Dietitian, gluten-free diet author and celiac disease expert Shelley Case told the Sun she joined the group’s three-member scientific advisory board because it worked independently from industry to write fact sheets about wheat, gluten and weight management.

“We’re not just telling people to eat bread,” Case said in the article.

Unless people have celiac disease (estimated one per cent of the population) or a gluten sensitivity (six per cent), Case said it doesn’t make sense for others to cut out wheat-based products.

She pointed to the fact that both the Canadian Diabetes Association and the Canadian Heart and Stroke Foundation recommend eating whole grains.
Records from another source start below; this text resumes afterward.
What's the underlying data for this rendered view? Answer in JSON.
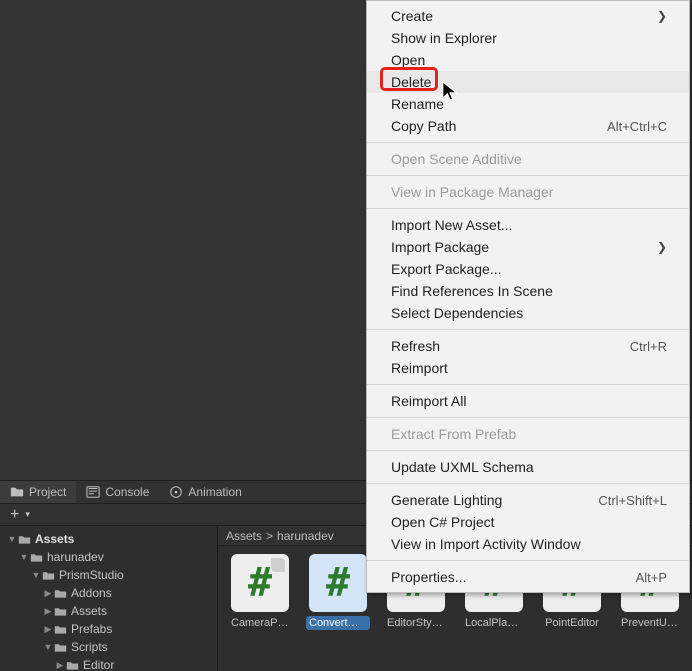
{
  "tabs": {
    "project": "Project",
    "console": "Console",
    "animation": "Animation"
  },
  "plus_label": "+",
  "tree": {
    "assets": "Assets",
    "harunadev": "harunadev",
    "prismstudio": "PrismStudio",
    "addons": "Addons",
    "assets_sub": "Assets",
    "prefabs": "Prefabs",
    "scripts": "Scripts",
    "editor": "Editor"
  },
  "breadcrumb": {
    "p0": "Assets",
    "sep": ">",
    "p1": "harunadev"
  },
  "thumbs": [
    {
      "label": "CameraPr..."
    },
    {
      "label": "ConvertOl..."
    },
    {
      "label": "EditorStyles"
    },
    {
      "label": "LocalPlaye..."
    },
    {
      "label": "PointEditor"
    },
    {
      "label": "PreventUn..."
    }
  ],
  "menu": {
    "create": "Create",
    "show_explorer": "Show in Explorer",
    "open": "Open",
    "delete": "Delete",
    "rename": "Rename",
    "copy_path": "Copy Path",
    "copy_path_sc": "Alt+Ctrl+C",
    "open_scene": "Open Scene Additive",
    "view_pkg": "View in Package Manager",
    "import_asset": "Import New Asset...",
    "import_pkg": "Import Package",
    "export_pkg": "Export Package...",
    "find_refs": "Find References In Scene",
    "select_deps": "Select Dependencies",
    "refresh": "Refresh",
    "refresh_sc": "Ctrl+R",
    "reimport": "Reimport",
    "reimport_all": "Reimport All",
    "extract_prefab": "Extract From Prefab",
    "update_uxml": "Update UXML Schema",
    "gen_light": "Generate Lighting",
    "gen_light_sc": "Ctrl+Shift+L",
    "open_cs": "Open C# Project",
    "view_import": "View in Import Activity Window",
    "properties": "Properties...",
    "properties_sc": "Alt+P"
  }
}
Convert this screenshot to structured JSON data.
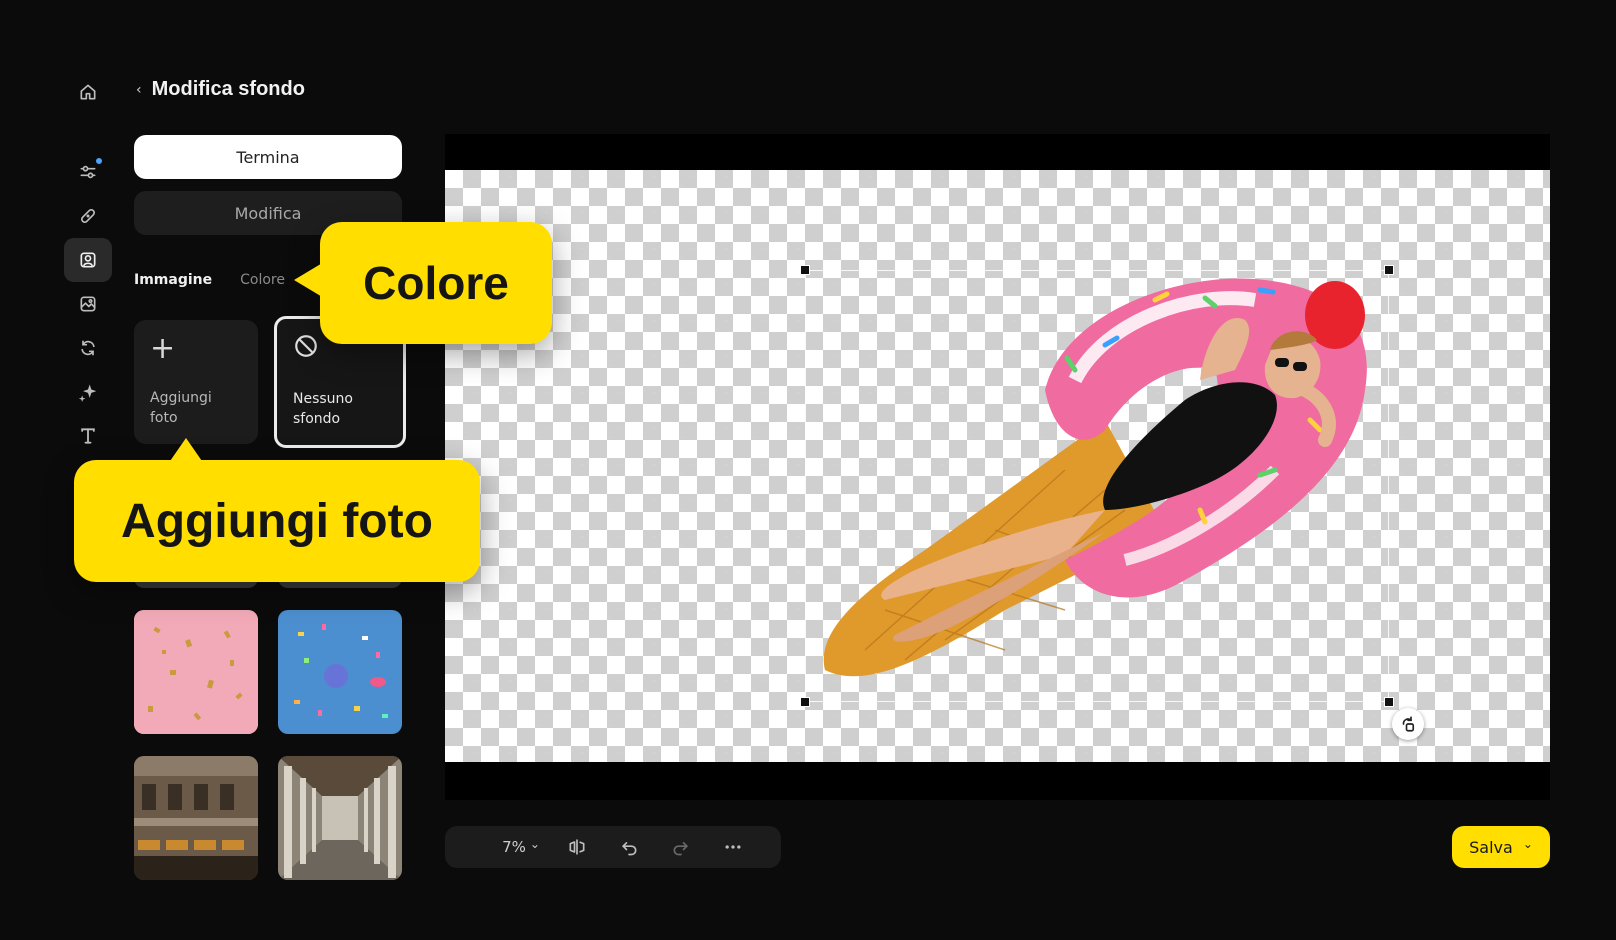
{
  "header": {
    "back_glyph": "‹",
    "title": "Modifica sfondo"
  },
  "rail": {
    "items": [
      {
        "icon": "home-icon"
      },
      {
        "icon": "sliders-icon",
        "badge": true
      },
      {
        "icon": "bandage-icon"
      },
      {
        "icon": "portrait-icon",
        "active": true
      },
      {
        "icon": "image-edit-icon"
      },
      {
        "icon": "rotate-icon"
      },
      {
        "icon": "sparkle-icon"
      },
      {
        "icon": "text-icon"
      }
    ]
  },
  "panel": {
    "finish_label": "Termina",
    "edit_label": "Modifica",
    "tabs": [
      {
        "label": "Immagine",
        "active": true
      },
      {
        "label": "Colore",
        "active": false
      }
    ],
    "cards": [
      {
        "glyph": "+",
        "label_line1": "Aggiungi",
        "label_line2": "foto"
      },
      {
        "icon": "no-background-icon",
        "label_line1": "Nessuno",
        "label_line2": "sfondo",
        "selected": true
      }
    ],
    "thumbnails": [
      {
        "desc": "pink-confetti-icon"
      },
      {
        "desc": "blue-confetti-icon"
      },
      {
        "desc": "building-facade-icon"
      },
      {
        "desc": "colonnade-icon"
      }
    ]
  },
  "callouts": {
    "color": "Colore",
    "add_photo": "Aggiungi foto"
  },
  "toolbar": {
    "zoom": "7%",
    "chevron": "⌄"
  },
  "save": {
    "label": "Salva",
    "chevron": "⌄"
  },
  "colors": {
    "accent": "#ffde00",
    "background": "#0b0b0b",
    "panel": "#1c1c1c",
    "badge": "#4ea3ff"
  }
}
What has been a push in the anti-wheat movement has been the bestselling book Wheat Belly that says wheat is a big contributor to obesity in North America.

The Healthy Grains Institute refutes the claim made in the book that human bodies can't cope with today's wheat, which differs from the wheat eaten a century ago.

Along with Case, the institute's scientific advisory council includes Harvey Anderson, a professor of nutritional science at the University of Toronto and Ravindra Chibbar, a specialist in crop quality from the University of Saskatchewan.